Пальцы Джульетты, как всегда, нервно теребят ручки сумки. Хочется положить ладонь на эти пальцы, хочется медленно поглаживать их, пока напряжение не уйдёт, пока Аня не заберёт, не растворит все тревоги этой женщины.
Зал заполняется зрителями, нарастает гул голосов, воздух пропитывается ароматами и трепетом ожидания. Кто-то рядом кричит в трубку: «Да, проходите, проходите, сейчас всё начнётся, это прямо в галерее, я в четвёртом ряду! Женщина! Это место занято, занято!»
Аня вертит головой, рассматривает публику. Рядом с коротко стриженными зелёноволосыми девочками в кедах восседают дамы в вечерних платьях. Мелькают смутно знакомые лица: художники, актёры, режиссёры.
Свет тускнеет, очертания предметов размываются, гул затихает.
– Эй, Аня! – Джульетта наклоняется и шепчет: – А у тебя планы есть? После окончания контракта? Работу какую-то уже ищешь?
Аня качает головой. Джульетта, какая работа может быть после «Арт энд блад»? А вы что, вы готовы от меня отказаться, отфутболить неизвестно куда?
Избавиться от меня?
Тьма густеет, звуки испаряются, мир исчезает.
Аня чувствует запах. Отталкивающий, грязный. Запах мясного рынка, тех рядов, где выставлены отрубленные свиные головы и конечности. В центре зала вырисовываются очертания обнажённого тела Барбары, оно измазано красным. Так вот зачем этот реквизит. Небольшие муляжи человеческих голов висят на шее Барбары ожерельем. Отрубленные руки нанизаны на пояс и образуют своеобразную юбку. Так вот зачем вчера Венера заказывала несколько килограммов свинины – сырое мясо лежит в ногах художницы.
Барбара танцует. Двигает бёдрами. Трясёт головой. Музыка, кажется, сейчас разрушит стены галереи. На фоне танца на экране во всю стену сменяют одна другую картины, некоторые из них Аня узнаёт.

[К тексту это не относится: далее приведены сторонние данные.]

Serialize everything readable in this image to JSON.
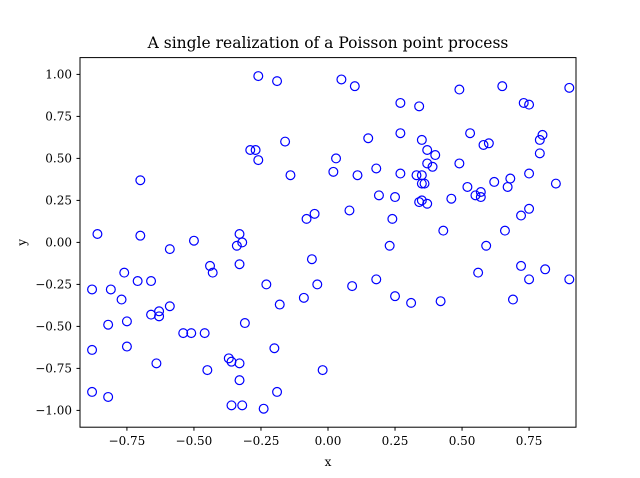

Вот Юдифь обезглавливает Олоферна на картине Артемизии Джентилески.
Вот Тимоклея сталкивает в колодец своего насильника на картине Элизабетты Сирани.
Много, много картин с кровью и жестокостью, скорее всего, догадывается Аня, написанные женщинами. Барбара продолжает двигаться, кровь стекает по её телу, в ноздри бьёт то вонь сырого мяса, то резкий запах пота.
Барбара двигается неистово, как будто для неё не существует галереи и публики, как будто она куда-то улетела, как будто она уже и не Барбара вовсе. На картинах всё меньше насилия, всё больше просто обнажённых женщин. Аня узнаёт что-то из Фриды Кало, узнаёт тарелки из инсталляции Джуди Чикаго. И вот наконец снова она – Дороти Ианноне, снова огромные женщины с хищными вульвами. Снова что-то не про Аню, не для Ани.